Jayce looked up as a wild-eyed young man with dark skin hopped off the hill and locked a metal brace on his arm against the rock to slow his fall. The bandit braced both feet against the cliff and leapt at Jayce, one hand reaching for the hilt on Jayce’s belt.
Jayce turned aside and the bandit got one foot on the staircase, then went flailing over the edge. His screams trailed off to nothing quickly.
“I’ll handle this.” Eabani raced up the stairs three at a time and came around the bend and bumped into a rather surprised marauder. Eabani gave him a quick shove and launched the man into the air. He caught the bow before it could fall and swung the bent end around the center column. The point struck the next marauder in the sternum with a crack of bone.

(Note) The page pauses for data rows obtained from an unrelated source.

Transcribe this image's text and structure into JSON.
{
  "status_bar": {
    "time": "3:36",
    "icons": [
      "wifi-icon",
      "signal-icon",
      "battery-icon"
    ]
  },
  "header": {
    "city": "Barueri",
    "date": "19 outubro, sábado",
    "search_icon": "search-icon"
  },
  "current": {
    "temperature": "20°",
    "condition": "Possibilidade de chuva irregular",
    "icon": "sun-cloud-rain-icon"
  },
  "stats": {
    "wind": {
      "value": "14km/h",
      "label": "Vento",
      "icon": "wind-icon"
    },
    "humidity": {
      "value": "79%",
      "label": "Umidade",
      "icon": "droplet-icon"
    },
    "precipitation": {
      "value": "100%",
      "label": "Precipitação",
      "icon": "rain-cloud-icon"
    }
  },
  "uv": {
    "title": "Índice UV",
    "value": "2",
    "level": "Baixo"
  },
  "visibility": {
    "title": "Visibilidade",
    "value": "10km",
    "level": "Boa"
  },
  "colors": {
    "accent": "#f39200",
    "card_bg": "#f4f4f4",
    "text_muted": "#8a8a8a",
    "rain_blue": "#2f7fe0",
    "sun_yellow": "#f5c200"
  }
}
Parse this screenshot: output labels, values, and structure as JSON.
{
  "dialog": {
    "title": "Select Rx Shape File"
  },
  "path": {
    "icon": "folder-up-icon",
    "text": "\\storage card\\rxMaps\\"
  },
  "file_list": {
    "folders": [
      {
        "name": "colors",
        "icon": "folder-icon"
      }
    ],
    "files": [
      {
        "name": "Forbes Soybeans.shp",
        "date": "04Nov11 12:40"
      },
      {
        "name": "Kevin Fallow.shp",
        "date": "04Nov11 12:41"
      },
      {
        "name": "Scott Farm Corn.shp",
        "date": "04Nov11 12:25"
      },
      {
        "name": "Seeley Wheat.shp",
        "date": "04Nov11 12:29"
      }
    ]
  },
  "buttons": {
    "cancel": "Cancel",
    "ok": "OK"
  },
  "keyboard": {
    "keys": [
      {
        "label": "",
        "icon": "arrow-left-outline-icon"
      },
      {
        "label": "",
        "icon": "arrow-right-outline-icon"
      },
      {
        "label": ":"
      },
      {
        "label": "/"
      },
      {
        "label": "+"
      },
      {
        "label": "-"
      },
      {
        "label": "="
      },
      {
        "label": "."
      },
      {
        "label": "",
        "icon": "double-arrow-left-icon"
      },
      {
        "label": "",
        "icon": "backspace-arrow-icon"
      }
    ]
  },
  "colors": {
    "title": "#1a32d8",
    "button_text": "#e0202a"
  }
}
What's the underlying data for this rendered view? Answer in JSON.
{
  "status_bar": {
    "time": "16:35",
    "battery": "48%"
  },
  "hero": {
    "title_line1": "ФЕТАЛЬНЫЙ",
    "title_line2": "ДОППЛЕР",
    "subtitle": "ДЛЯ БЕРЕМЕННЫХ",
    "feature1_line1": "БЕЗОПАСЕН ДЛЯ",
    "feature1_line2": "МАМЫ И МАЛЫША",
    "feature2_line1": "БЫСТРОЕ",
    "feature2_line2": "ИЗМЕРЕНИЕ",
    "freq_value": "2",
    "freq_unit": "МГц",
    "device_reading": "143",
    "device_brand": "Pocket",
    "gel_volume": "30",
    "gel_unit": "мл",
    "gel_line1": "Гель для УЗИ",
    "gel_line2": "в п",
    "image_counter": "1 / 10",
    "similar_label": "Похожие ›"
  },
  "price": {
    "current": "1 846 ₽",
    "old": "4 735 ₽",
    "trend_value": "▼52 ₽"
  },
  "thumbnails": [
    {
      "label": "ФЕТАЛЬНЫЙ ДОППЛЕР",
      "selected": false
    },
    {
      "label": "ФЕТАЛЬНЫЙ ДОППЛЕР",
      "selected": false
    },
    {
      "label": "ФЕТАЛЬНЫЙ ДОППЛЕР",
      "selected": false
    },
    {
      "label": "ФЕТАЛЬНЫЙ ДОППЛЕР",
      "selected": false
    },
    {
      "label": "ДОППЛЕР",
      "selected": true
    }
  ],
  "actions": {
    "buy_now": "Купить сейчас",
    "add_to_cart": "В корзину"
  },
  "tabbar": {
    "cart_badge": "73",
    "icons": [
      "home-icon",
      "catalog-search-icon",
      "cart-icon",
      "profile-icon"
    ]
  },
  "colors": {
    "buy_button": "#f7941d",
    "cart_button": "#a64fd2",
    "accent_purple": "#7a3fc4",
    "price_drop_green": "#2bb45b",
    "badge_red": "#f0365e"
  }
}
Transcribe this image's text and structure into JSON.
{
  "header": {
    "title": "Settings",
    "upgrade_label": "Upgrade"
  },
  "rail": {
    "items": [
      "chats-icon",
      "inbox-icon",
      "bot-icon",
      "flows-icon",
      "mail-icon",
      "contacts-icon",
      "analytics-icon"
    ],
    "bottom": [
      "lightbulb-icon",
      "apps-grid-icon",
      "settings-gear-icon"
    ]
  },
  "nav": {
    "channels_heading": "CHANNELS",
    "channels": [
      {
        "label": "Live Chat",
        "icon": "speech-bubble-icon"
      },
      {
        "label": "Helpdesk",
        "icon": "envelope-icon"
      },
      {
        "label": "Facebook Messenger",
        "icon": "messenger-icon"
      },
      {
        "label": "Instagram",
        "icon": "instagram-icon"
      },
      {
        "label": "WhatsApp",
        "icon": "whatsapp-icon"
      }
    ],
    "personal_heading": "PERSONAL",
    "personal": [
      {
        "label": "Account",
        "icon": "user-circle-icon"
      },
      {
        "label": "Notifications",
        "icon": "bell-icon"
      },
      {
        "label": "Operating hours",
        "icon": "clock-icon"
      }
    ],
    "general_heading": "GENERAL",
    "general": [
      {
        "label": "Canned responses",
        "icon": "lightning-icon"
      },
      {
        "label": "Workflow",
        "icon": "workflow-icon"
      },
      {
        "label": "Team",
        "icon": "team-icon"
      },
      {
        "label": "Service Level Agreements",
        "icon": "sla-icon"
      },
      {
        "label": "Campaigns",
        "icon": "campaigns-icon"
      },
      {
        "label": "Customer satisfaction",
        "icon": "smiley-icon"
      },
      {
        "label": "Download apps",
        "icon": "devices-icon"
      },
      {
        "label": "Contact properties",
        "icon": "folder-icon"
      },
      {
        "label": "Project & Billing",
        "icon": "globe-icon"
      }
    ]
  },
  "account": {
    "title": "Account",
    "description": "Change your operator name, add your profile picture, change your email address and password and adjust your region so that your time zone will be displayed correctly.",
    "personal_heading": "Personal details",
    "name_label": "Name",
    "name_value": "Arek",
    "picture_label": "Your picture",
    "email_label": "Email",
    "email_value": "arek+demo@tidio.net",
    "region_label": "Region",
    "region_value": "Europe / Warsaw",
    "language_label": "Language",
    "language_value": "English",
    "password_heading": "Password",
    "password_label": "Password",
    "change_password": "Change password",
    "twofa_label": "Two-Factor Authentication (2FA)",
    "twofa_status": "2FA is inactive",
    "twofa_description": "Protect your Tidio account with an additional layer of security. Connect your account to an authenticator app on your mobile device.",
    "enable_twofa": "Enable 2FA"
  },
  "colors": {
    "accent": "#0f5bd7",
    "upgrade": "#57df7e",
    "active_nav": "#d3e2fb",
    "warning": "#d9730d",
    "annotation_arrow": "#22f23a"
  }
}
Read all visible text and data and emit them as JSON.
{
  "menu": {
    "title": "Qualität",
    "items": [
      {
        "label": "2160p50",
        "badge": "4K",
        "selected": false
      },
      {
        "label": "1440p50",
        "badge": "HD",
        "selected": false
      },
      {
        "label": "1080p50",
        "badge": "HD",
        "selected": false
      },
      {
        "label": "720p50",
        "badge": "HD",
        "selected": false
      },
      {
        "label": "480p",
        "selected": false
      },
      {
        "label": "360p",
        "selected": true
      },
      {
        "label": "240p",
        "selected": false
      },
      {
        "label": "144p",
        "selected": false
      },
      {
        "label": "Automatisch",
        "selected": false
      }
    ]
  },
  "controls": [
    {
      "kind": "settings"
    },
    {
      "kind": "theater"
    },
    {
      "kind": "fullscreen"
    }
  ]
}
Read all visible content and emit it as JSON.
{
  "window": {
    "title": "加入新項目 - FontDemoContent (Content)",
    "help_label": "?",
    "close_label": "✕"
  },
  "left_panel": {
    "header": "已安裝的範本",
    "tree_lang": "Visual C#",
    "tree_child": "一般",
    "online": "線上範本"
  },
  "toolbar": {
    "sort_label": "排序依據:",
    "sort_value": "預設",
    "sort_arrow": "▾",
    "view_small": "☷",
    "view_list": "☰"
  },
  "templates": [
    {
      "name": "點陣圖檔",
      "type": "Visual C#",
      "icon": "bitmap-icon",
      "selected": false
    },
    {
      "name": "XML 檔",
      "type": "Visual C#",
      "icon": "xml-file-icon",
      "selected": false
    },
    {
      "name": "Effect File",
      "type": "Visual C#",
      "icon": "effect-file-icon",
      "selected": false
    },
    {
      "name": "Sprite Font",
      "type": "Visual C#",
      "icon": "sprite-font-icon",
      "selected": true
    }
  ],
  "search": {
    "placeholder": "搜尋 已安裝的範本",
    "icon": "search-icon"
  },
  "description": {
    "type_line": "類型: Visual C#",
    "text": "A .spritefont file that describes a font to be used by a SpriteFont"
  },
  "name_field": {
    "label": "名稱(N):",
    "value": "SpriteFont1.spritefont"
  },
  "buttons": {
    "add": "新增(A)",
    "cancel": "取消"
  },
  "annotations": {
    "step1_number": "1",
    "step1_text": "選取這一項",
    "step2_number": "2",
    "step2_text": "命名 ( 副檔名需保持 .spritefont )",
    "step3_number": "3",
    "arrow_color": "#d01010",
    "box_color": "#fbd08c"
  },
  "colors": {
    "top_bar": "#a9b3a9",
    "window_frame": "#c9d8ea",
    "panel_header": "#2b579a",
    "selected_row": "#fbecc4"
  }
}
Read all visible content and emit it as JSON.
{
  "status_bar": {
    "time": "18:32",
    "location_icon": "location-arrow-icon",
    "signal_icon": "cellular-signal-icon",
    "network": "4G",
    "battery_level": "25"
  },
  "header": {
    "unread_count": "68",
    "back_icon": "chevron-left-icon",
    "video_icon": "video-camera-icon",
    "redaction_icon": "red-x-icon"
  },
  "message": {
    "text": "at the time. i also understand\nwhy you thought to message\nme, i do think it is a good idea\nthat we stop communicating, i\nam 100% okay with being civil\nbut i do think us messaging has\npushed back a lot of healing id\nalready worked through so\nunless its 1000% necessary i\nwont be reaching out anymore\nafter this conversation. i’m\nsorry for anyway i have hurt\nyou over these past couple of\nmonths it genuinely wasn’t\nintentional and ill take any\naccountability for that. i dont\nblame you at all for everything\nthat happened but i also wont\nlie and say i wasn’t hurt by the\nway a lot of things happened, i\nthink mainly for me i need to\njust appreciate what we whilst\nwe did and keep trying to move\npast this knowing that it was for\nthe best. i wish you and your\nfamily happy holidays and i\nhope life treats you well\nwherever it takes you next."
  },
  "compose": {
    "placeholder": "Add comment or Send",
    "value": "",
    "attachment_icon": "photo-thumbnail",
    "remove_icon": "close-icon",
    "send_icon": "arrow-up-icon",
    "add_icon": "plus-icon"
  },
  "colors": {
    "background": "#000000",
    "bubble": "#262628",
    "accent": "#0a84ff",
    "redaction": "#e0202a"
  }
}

Eabani grabbed the stunned man by the shoulder and bashed him against the column and let him stumble into gravity’s embrace. He seized the final marauder under the arms and snarled in the man’s face, then lifted him up and crushed his head against the stairway. He flung the body off the stairs and went down the stairs.
Jayce and Sarai clutched their packs as Eabani shouldered his load. Both stared at him in shock.
“What?” Eabani asked.
“It was raining people.” Jayce pointed toward the city.
“Better them than us,” Eabani said. “Get moving, I’m not carrying your crap if I don’t have to.”